Subsidence drives habitat loss in a large permafrost delta, Mackenzie River outlet to the Beaufort Sea, western Arctic Canada

Abstract

The Mackenzie Delta is an extensive river-mouth depocentre, the second largest delta on the Arctic Ocean, and lies in the zone of continuous permafrost. We report the first measurements of natural consolidation subsidence in a high-latitude delta with ice-bonded sediments. Several years of episodic GPS records on a network of 15 stable monuments throughout the central and outer delta reveal downward motion between 1.5 ± 0.7 and 5.3 ± 1.1 mm/year relative to a nearby monument on bedrock.
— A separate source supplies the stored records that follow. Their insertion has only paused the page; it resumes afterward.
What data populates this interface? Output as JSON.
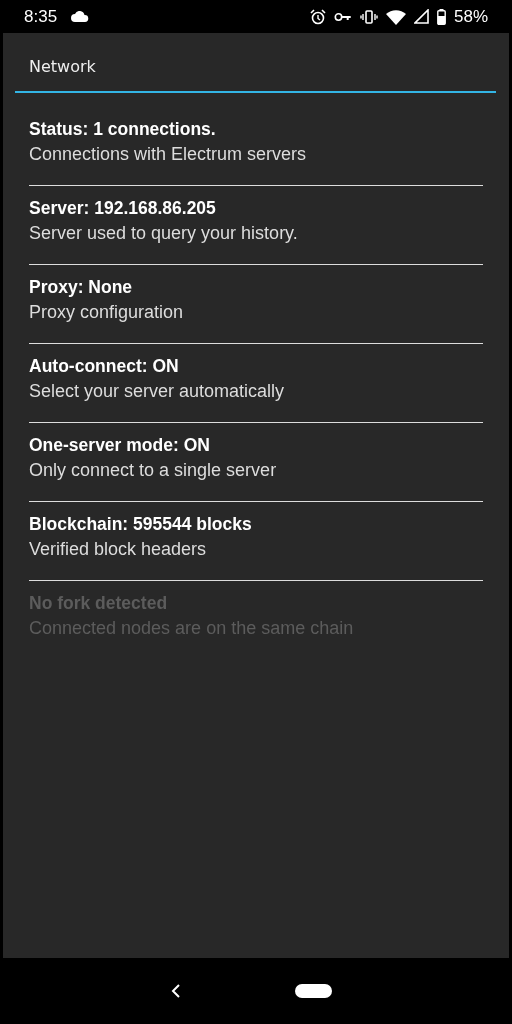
{
  "status_bar": {
    "time": "8:35",
    "battery": "58%"
  },
  "dialog": {
    "title": "Network"
  },
  "items": [
    {
      "title": "Status: 1 connections.",
      "summary": "Connections with Electrum servers",
      "disabled": false
    },
    {
      "title": "Server: 192.168.86.205",
      "summary": "Server used to query your history.",
      "disabled": false
    },
    {
      "title": "Proxy: None",
      "summary": "Proxy configuration",
      "disabled": false
    },
    {
      "title": "Auto-connect: ON",
      "summary": "Select your server automatically",
      "disabled": false
    },
    {
      "title": "One-server mode: ON",
      "summary": "Only connect to a single server",
      "disabled": false
    },
    {
      "title": "Blockchain: 595544 blocks",
      "summary": "Verified block headers",
      "disabled": false
    },
    {
      "title": "No fork detected",
      "summary": "Connected nodes are on the same chain",
      "disabled": true
    }
  ]
}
Additional shallow subsidence results from loss of near-surface excess ice with deeper seasonal thaw in a warming climate. Isostatic adjustment is a third component of subsidence, captured in the NAD83v70VG crustal velocity model. Sedimentation rates over much of the outer delta are less than the rate of subsidence combined with rising sea level. Scenarios for future inundation are evaluated using interpolated IPCC AR5 projections, NAD83v70VG, and a LiDAR DEM with realistic consolidation, thaw subsidence, and sedimentation rates, on time scales of 40 and 90 years. These reveal increases in area flooded at mean water level from 33% in 2010 to 65% or as much as 85% in 2100, depending on the emissions scenario, driving delta-front retreat and removing a large proportion of avian nesting habitat. The three components of subsidence together increase the relative sea-level rise by a factor of two to eight, depending on the scenario. Consolidation subsidence may also contribute to rising low-flow water levels in the central delta, increasing river-lake connectivity, with negative impacts on aquatic biodiversity and productivity.